3i headlined its first full-year post-Yea results with a £732m equity capital raising. Michael Queen, Philip Yea’s successor as CEO, said in a post-results conference call that the cash is expected to reduce pro forma net debt to £1.1bn, gearing from 103% to 42%, and provide headroom for the existing portfolio and potential bargain purchases in the short term.
Bank of America Merrill Lynch and JP Morgan Cazenove are joint bookrunners on the issue and have 70% of the underwriting. The rest of the underwriting syndicate comprises Citigroup and RBS Hoare Govett as joint lead mandaters, with Lloyds TSB and Societe Generale as co-leads.
Investors will get nine new shares for every seven they own at a price of 135p, a 60% discount on the 339p closing price the day before the rights issue announcement. Since then, 3i shares have risen to 385p. Shareholders will vote on the issue at an EGM on May 27 and the subscription period will run from then until June 11.
“There is a recognition by institutional shareholders that there will be winners and losers in this economic environment, and it is important that the winners emerge well capitalised and can hit the ground running,” said Queen.
Queen will be hoping to improve on the £1.3bn of sales in 2008, described in a post-results conference call as “one of the worst M&A markets ever”. It was still a substantial drop from the boom times (£2.438bn in the full-year to March 31 2007 figures, £2.2bn in full-year to March 31 2006) and the £1.742bn announced on March 31 2008, but £366m of sales in the last quarter of 2008 showed some signs of improvement.
Queen admitted that some assets were sold on the basis that their strategic position might get weaker over the next few years and that it was better to “take a hit” now than later when valuations might be lower. He noted that it is increasingly tougher to sell above opening values when overall valuations have dropped by more than 30% over the year.
There are some concerns amidst the portfolio. Five portfolio companies are currently in breach of covenants, which equity valued at zero and Queen said another three or four are expected to follow over the next year.
A less likely sale is 3i Group itself. Shortly after becoming CEO, Queen says he initiated a strategic review, looking at 3i “almost as a potential investee company”, but he dismissed the notion of taking itself off the public markets via an MBO (“I suspect shareholders would have thought we were the ultimate insiders”) and noted that listed funds are simply more visible. “My view is that 40% of current private equity players will not raise another fund,” he said. “They are suffering pain but away from public scrutiny.”
Further regulation is coming, said Queen, and 3i is well placed to demonstrate good governance in the next phase of private equity’s development.
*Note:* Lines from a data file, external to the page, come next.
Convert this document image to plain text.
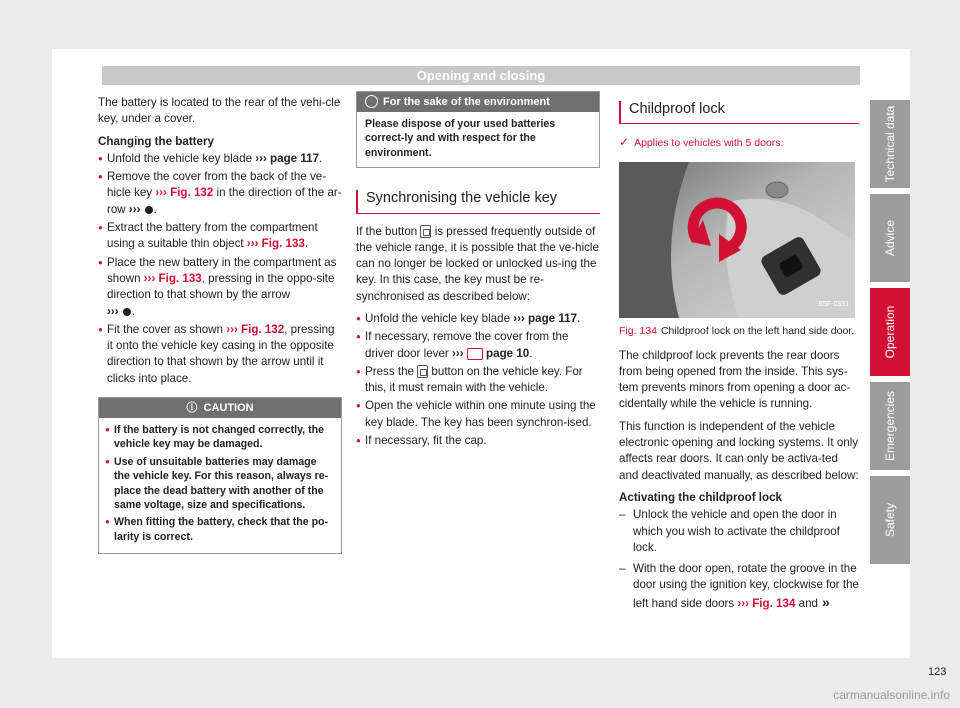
Opening and closing

The battery is located to the rear of the vehi-cle key, under a cover.

Changing the battery
● Unfold the vehicle key blade ››› page 117.
● Remove the cover from the back of the ve-hicle key ››› Fig. 132 in the direction of the ar-row ››› .
● Extract the battery from the compartment using a suitable thin object ››› Fig. 133.
● Place the new battery in the compartment as shown ››› Fig. 133, pressing in the oppo-site direction to that shown by the arrow
››› .
● Fit the cover as shown ››› Fig. 132, pressing it onto the vehicle key casing in the opposite direction to that shown by the arrow until it clicks into place.
ⓘ CAUTION
● If the battery is not changed correctly, the vehicle key may be damaged.
● Use of unsuitable batteries may damage the vehicle key. For this reason, always re-place the dead battery with another of the same voltage, size and specifications.
● When fitting the battery, check that the po-larity is correct.
For the sake of the environment
Please dispose of your used batteries correct-ly and with respect for the environment.
Synchronising the vehicle key

If the button  is pressed frequently outside of the vehicle range, it is possible that the ve-hicle can no longer be locked or unlocked us-ing the key. In this case, the key must be re-synchronised as described below:

● Unfold the vehicle key blade ››› page 117.
● If necessary, remove the cover from the driver door lever ›››  page 10.
● Press the  button on the vehicle key. For this, it must remain with the vehicle.
● Open the vehicle within one minute using the key blade. The key has been synchron-ised.
● If necessary, fit the cap.
Childproof lock
✓ Applies to vehicles with 5 doors:
B5F-0331
Fig. 134 Childproof lock on the left hand side door.

The childproof lock prevents the rear doors from being opened from the inside. This sys-tem prevents minors from opening a door ac-cidentally while the vehicle is running.

This function is independent of the vehicle electronic opening and locking systems. It only affects rear doors. It can only be activa-ted and deactivated manually, as described below:

Activating the childproof lock
– Unlock the vehicle and open the door in which you wish to activate the childproof lock.
– With the door open, rotate the groove in the door using the ignition key, clockwise for the left hand side doors ››› Fig. 134 and »
123
Technical data
Advice
Operation
Emergencies
Safety
carmanualsonline.info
3i’s fundamental disadvantage as a public entity, said Queen, was the perception of financial weakness, despite its cash position: more than £1bn on its balance sheet and significant undrawn dry powder across its funds. Visibility on 3i’s debt levels, however, have helped foster the public perception of 3i as a distressed seller. “When buying, we were being asked if we were good for the money, which puts you in a very weak financial position,” said Queen, adding that the capital raising is partly aimed at shifting that “false perception off the table”.